Former fugitive to be sentenced Wednesday for 1996 robbery
Sunday, Aug. 22, 1999 | 4:06 a.m.
NORFOLK, Va. - Sage Weakland and his dad went out fishing on the James River for one last bit of fun the night before the teen-ager was to be sentenced for a robbery.
Weakland faced hard time, even though he and prosecutors had reached a deal for him to spend no more than three years in a youthful offender program.
But Weakland, 16, never came home. The 19-foot boat slammed into an anchored merchant ship. Authorities searched the river bottom for months but never found a body, although his family maintained he was dead.
Nearly two years later, the FBI caught up with Weakland in Las Vegas. He was alive, but the plea agreement that had protected him was dead.
Weakland's sentencing has been rescheduled for Wednesday. This time, he could get a maximum of life in prison for robbery, plus 10 years for fleeing.
"It's got to be more than he was looking at," said Robert D. Hicks, the Gloucester County commonwealth's attorney who prosecuted Weakland. "Otherwise, you reward the behavior."
Hicks said he doubts, though, that the judge will impose the maximum sentence.
"We're playing in the five- to 15-year ballpark realistically," Hicks said. "We've got to keep in mind that Sage is still only 18. The other side of the coin, though, is he's being sentenced for a robbery, which is a pretty heavy crime."
Weakland's court-appointed lawyer, Leo Fitchett, did not return telephone calls seeking comment. Weakland said at a court hearing last week that attorney Colleen Killilea will represent him, but she said Friday that she could not discuss the case because she had not yet been formally hired.
Weakland was convicted in a 1996 robbery in which five young men went to a woman's home, Hicks said.
According to Hicks, Weakland sat in a car as a lookout while two of the others knocked on the woman's door. She let them in, and they robbed her. One carried a gun which Weakland helped acquire.
The woman said they stole money, while the defendants said they took only marijuana, Hicks said.
Authorities agreed to let Weakland enter a youthful offender program. He would have been housed with inmates 24 and younger and could have been released early from the three-year program if he did well. He also could have earned a high school equivalency degree and learned a trade.
Weakland was allowed to remain out on bail before sentencing so he could finish summer school, Hicks said.
"We didn't consider him a flight risk," Hicks said. "Nobody runs after they're convicted and before they're sentenced. That's really foolish."
The night before his sentencing, Weakland and his father, Eugene, went out on the James River in Newport News to do a little fishing.
Then, their boat hit a 2,200-ton anchored merchant ship, and father and son went overboard.

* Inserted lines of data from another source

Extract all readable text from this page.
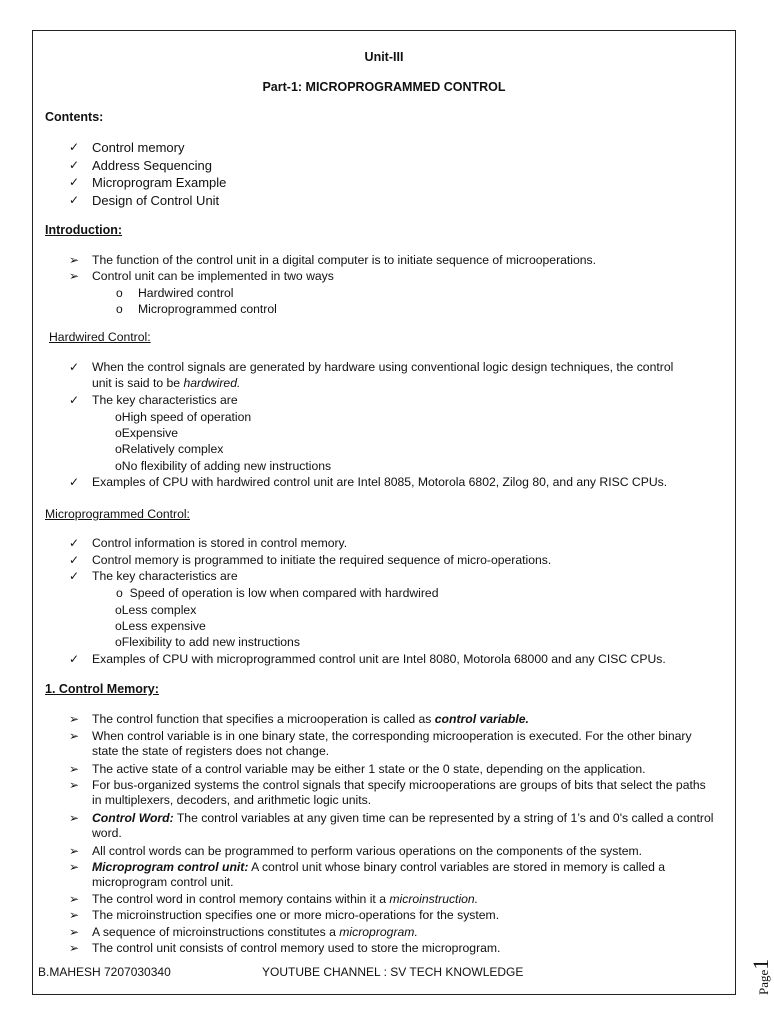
Unit-III
Part-1: MICROPROGRAMMED CONTROL
Contents:
✓ Control memory
✓ Address Sequencing
✓ Microprogram Example
✓ Design of Control Unit
Introduction:
➢ The function of the control unit in a digital computer is to initiate sequence of microoperations.
➢ Control unit can be implemented in two ways
o Hardwired control
o Microprogrammed control
Hardwired Control:
✓ When the control signals are generated by hardware using conventional logic design techniques, the control
unit is said to be hardwired.
✓ The key characteristics are
oHigh speed of operation
oExpensive
oRelatively complex
oNo flexibility of adding new instructions
✓ Examples of CPU with hardwired control unit are Intel 8085, Motorola 6802, Zilog 80, and any RISC CPUs.
Microprogrammed Control:
✓ Control information is stored in control memory.
✓ Control memory is programmed to initiate the required sequence of micro-operations.
✓ The key characteristics are
o  Speed of operation is low when compared with hardwired
oLess complex
oLess expensive
oFlexibility to add new instructions
✓ Examples of CPU with microprogrammed control unit are Intel 8080, Motorola 68000 and any CISC CPUs.
1. Control Memory:
➢ The control function that specifies a microoperation is called as control variable.
➢ When control variable is in one binary state, the corresponding microoperation is executed. For the other binary state the state of registers does not change.
➢ The active state of a control variable may be either 1 state or the 0 state, depending on the application.
➢ For bus-organized systems the control signals that specify microoperations are groups of bits that select the paths in multiplexers, decoders, and arithmetic logic units.
➢ Control Word: The control variables at any given time can be represented by a string of 1’s and 0's called a control word.
➢ All control words can be programmed to perform various operations on the components of the system.
➢ Microprogram control unit: A control unit whose binary control variables are stored in memory is called a microprogram control unit.
➢ The control word in control memory contains within it a microinstruction.
➢ The microinstruction specifies one or more micro-operations for the system.
➢ A sequence of microinstructions constitutes a microprogram.
➢ The control unit consists of control memory used to store the microprogram.
B.MAHESH 7207030340	YOUTUBE CHANNEL : SV TECH KNOWLEDGE	Page1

Eugene Weakland was rescued. Helicopters, divers and sonar equipment searched the river bottom for months for Sage Weakland at an estimated cost of $100,000 to local, state and federal authorities, Hicks said.
Weakland has said he blacked out during the collision, woke up alone and decided to take off, hitchhiking to Las Vegas.
Never really believing Weakland was dead, authorities spent the past two years looking for him.
A few weeks before Weakland was caught, prosecutors received a tip that he was in Las Vegas, Hicks said. The FBI and federal marshals found Weakland at an apartment complex, hiding in the bathroom of a neighbor's apartment, and arrested him on July 14.
Weakland told reporters during a jailhouse news conference Aug. 11 that his family didn't know he was in Las Vegas. He also said he was unaware that his father also was living in Las Vegas. Eugene Weakland, 45, has been charged with reckless boating.
Weakland said he skipped town because he was afraid to go to jail. He said it was "a stupid move" and that life on the lam was terrible.
"Living on the streets, having no money, no nothing," Weakland said. "Every day, the same thing. Always looking over your shoulder. Always scared you're going to get caught."